Recover after — one note and you're done
After a social evening you need silence, not homework. The post-event ritual in Endearist is one journal note per person who mattered: "Anna starts the new job in March — ask how week one went." Thirty seconds, phone away, done. There's no inbox waiting, no feed pulling you back in, no red badge accumulating guilt overnight. The app holds the thread so your head doesn't have to — that's the entire point of it.
Depth over breadth — 25 contacts is a feature, not a limit
Networking apps assume you want more people; you want more closeness with fewer. Endearist's free tier covers 25 contacts, and for many introverts that's not the starter plan — it's the whole plan, forever.
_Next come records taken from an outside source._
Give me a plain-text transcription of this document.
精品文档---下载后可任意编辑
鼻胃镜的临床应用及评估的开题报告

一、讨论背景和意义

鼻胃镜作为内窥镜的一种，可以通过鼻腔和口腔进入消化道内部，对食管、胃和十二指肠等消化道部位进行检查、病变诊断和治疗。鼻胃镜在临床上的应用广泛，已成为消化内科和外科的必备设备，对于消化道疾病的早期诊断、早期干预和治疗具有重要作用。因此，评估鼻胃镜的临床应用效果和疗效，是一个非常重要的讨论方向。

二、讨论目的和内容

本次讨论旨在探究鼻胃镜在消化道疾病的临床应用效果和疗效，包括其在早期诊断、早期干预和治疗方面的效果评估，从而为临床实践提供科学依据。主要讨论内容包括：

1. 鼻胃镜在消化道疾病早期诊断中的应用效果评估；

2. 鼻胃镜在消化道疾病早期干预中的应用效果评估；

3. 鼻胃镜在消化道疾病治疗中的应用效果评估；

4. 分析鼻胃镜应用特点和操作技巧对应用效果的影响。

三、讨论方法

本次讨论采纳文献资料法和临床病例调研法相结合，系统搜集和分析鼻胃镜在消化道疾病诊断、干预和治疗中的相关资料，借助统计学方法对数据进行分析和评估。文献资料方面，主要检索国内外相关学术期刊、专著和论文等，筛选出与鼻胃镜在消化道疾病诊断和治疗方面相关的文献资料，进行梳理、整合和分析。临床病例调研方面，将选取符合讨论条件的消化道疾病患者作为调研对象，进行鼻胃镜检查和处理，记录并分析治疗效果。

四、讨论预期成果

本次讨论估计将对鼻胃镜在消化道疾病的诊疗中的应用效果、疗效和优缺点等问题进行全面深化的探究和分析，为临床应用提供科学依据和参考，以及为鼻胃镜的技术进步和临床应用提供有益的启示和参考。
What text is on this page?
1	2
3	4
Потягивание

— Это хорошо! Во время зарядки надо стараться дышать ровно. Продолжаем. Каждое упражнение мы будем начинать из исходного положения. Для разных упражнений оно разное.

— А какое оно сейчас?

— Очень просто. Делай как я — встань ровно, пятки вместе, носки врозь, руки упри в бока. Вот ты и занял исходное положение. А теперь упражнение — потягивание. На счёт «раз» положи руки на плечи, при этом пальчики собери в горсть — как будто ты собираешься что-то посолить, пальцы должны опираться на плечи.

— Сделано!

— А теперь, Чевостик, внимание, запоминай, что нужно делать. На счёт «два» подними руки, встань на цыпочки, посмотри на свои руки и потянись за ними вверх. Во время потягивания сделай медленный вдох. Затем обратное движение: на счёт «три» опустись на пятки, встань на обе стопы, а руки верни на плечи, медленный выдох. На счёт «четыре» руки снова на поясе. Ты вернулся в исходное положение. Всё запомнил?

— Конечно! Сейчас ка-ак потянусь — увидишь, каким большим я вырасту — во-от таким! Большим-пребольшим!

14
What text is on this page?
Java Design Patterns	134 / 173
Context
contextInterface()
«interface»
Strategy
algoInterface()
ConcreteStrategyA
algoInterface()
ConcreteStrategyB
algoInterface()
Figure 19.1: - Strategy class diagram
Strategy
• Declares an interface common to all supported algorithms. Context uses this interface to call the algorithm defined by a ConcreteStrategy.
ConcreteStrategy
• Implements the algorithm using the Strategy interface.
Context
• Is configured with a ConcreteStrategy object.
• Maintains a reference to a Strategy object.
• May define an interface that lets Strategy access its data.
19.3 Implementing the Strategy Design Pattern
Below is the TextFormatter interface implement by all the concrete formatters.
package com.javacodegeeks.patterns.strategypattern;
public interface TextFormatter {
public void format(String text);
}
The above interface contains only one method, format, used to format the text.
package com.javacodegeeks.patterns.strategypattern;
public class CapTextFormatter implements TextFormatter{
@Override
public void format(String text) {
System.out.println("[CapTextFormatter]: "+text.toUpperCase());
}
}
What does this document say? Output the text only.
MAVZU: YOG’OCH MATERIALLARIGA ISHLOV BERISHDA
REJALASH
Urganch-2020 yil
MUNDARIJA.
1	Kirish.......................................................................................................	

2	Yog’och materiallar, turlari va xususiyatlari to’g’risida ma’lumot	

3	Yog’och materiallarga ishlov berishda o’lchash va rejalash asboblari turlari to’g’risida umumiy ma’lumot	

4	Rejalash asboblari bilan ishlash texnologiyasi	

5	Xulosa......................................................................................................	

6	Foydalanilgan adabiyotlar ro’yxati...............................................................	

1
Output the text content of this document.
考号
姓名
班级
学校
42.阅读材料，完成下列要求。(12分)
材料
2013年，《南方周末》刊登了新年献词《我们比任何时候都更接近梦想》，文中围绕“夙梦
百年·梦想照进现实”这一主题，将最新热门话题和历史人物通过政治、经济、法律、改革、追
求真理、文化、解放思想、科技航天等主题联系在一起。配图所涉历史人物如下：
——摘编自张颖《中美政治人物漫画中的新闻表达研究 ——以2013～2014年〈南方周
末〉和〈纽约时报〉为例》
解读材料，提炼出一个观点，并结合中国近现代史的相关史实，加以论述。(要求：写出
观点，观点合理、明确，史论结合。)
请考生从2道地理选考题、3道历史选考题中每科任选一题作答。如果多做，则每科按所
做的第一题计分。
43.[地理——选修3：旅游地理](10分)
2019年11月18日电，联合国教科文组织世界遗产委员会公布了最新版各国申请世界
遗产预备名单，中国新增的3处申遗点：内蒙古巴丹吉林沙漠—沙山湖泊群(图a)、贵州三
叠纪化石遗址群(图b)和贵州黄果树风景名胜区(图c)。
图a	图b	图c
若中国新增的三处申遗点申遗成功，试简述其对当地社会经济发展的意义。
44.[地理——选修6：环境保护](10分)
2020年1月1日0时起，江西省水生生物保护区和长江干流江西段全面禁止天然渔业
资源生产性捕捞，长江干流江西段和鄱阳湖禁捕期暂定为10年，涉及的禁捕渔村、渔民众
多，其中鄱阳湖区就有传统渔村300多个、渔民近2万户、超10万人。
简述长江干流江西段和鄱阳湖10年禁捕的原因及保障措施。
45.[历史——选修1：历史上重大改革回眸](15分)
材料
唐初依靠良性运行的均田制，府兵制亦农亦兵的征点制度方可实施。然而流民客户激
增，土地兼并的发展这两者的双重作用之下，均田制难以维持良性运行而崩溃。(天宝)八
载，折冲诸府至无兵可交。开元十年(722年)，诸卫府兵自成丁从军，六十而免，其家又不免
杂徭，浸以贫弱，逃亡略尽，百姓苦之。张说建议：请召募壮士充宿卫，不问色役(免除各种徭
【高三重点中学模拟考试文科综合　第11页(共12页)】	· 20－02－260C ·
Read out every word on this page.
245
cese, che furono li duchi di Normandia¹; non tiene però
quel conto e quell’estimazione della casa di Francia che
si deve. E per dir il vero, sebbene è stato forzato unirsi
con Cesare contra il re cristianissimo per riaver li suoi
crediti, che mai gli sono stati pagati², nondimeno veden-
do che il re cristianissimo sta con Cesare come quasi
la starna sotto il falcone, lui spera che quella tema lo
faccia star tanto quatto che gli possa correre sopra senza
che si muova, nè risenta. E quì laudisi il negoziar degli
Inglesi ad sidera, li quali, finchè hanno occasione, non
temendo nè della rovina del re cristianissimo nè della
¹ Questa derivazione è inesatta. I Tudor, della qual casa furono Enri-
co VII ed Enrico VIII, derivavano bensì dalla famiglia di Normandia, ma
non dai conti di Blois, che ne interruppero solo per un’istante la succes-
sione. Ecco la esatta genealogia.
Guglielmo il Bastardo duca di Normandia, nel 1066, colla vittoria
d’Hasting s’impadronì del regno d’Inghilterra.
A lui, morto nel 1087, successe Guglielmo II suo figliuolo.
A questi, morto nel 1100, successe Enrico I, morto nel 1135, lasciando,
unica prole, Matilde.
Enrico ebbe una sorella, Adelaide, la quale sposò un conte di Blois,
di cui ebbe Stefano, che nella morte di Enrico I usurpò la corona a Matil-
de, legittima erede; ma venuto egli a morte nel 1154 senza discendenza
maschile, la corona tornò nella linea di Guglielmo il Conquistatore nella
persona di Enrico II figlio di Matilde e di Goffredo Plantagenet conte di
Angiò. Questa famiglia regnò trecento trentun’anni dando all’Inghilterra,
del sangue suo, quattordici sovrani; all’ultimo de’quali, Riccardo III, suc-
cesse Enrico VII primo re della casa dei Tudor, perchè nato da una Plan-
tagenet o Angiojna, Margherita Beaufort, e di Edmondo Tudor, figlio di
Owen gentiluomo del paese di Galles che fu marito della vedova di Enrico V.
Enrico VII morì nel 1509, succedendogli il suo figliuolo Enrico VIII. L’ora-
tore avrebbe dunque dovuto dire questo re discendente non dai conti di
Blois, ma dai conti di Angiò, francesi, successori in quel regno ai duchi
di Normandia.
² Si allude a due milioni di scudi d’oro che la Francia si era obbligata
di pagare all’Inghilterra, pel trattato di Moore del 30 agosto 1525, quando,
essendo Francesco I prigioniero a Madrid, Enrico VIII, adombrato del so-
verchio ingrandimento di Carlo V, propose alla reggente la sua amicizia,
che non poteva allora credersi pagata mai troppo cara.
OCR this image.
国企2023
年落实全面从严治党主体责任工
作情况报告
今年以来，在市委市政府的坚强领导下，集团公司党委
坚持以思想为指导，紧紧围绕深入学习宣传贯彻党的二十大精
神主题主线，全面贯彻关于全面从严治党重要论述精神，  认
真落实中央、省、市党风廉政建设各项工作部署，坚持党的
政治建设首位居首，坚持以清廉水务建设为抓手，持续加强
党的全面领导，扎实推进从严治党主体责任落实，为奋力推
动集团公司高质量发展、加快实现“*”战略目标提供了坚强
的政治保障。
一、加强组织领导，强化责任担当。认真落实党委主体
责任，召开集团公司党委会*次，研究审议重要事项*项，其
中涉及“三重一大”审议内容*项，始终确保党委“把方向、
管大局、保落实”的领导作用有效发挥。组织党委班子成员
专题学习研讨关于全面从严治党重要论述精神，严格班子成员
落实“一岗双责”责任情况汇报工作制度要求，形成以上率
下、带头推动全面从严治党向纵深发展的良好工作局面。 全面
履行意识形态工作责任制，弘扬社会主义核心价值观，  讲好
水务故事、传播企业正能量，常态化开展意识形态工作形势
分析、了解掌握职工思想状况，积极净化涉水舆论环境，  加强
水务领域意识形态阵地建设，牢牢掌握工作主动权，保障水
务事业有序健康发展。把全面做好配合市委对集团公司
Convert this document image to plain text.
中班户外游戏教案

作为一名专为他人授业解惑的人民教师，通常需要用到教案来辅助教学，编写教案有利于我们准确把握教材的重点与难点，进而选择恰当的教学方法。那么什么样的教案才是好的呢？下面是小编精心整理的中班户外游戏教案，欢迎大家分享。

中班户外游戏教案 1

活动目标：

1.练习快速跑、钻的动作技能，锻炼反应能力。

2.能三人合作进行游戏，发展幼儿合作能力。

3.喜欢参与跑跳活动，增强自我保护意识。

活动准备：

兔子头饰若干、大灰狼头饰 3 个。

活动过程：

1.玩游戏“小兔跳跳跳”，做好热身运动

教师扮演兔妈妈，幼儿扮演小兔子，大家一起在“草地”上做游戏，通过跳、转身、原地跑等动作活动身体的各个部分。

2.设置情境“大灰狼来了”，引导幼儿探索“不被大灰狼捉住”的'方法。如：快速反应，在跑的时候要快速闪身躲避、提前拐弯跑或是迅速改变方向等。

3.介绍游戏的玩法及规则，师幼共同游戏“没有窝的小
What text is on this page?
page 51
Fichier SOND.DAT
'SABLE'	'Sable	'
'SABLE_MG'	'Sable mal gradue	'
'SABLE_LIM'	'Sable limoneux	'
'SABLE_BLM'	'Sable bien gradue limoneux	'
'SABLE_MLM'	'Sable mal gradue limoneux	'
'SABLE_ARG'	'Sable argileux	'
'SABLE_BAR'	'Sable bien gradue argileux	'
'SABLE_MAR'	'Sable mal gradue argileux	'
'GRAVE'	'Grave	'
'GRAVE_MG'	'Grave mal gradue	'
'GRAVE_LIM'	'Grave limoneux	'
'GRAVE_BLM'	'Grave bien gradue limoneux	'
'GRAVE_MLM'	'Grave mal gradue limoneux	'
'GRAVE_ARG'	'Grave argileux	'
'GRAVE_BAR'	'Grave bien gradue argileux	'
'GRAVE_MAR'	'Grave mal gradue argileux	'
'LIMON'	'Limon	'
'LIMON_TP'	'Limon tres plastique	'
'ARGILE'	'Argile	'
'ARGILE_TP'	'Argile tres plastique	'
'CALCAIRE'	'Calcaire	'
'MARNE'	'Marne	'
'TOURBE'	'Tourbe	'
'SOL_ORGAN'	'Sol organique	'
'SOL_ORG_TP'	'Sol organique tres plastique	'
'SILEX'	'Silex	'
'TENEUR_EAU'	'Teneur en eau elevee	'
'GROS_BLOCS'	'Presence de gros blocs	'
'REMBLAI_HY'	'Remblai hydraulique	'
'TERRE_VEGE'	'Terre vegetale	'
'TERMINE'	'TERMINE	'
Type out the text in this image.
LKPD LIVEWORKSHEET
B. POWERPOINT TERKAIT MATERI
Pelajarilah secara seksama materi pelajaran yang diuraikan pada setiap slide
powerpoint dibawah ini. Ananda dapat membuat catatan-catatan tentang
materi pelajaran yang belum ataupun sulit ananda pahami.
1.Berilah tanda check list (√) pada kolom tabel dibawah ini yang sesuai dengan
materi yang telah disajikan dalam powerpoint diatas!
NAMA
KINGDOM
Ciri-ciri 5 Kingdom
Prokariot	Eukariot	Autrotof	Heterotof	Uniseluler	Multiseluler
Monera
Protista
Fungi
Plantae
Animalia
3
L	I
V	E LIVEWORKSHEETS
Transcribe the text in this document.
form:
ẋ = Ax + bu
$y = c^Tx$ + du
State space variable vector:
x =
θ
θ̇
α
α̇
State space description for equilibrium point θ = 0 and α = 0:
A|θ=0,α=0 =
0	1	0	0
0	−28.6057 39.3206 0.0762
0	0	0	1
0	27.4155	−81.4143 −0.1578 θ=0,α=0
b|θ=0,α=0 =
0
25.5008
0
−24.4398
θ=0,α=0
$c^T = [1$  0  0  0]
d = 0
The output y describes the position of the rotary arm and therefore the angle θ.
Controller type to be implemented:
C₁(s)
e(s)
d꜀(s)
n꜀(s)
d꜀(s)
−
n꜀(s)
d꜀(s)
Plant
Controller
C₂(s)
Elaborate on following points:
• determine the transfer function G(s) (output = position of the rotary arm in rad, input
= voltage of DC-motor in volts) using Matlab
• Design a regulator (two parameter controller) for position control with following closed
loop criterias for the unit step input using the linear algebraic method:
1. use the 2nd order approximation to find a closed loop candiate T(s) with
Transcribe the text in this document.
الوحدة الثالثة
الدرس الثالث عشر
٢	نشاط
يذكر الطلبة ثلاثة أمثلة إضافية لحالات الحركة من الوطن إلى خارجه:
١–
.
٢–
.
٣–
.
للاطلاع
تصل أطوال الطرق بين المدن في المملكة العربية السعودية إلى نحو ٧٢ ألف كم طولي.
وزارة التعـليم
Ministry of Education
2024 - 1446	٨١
The cadence is set per person, to the rhythm the friendship actually has: the monthly call with your sister, the quarterly walk with your oldest friend, the yearly long letter. Nothing nags you to "expand your circle." Your circle is fine.
No streaks, no gamification, no guilt mechanics
Endearist will never show you a flame icon, a daily goal, or a leaderboard of your friendships. A reminder you skip simply waits; a quiet month is a quiet month, not a broken streak. This is deliberate: relationships maintained out of guilt curdle, and introverts are already over-supplied with social guilt. The app is calm by design — local-first, no feed, nothing engineered to be checked twice a day. It works for you on the days you have capacity, and shuts up on the days you don't.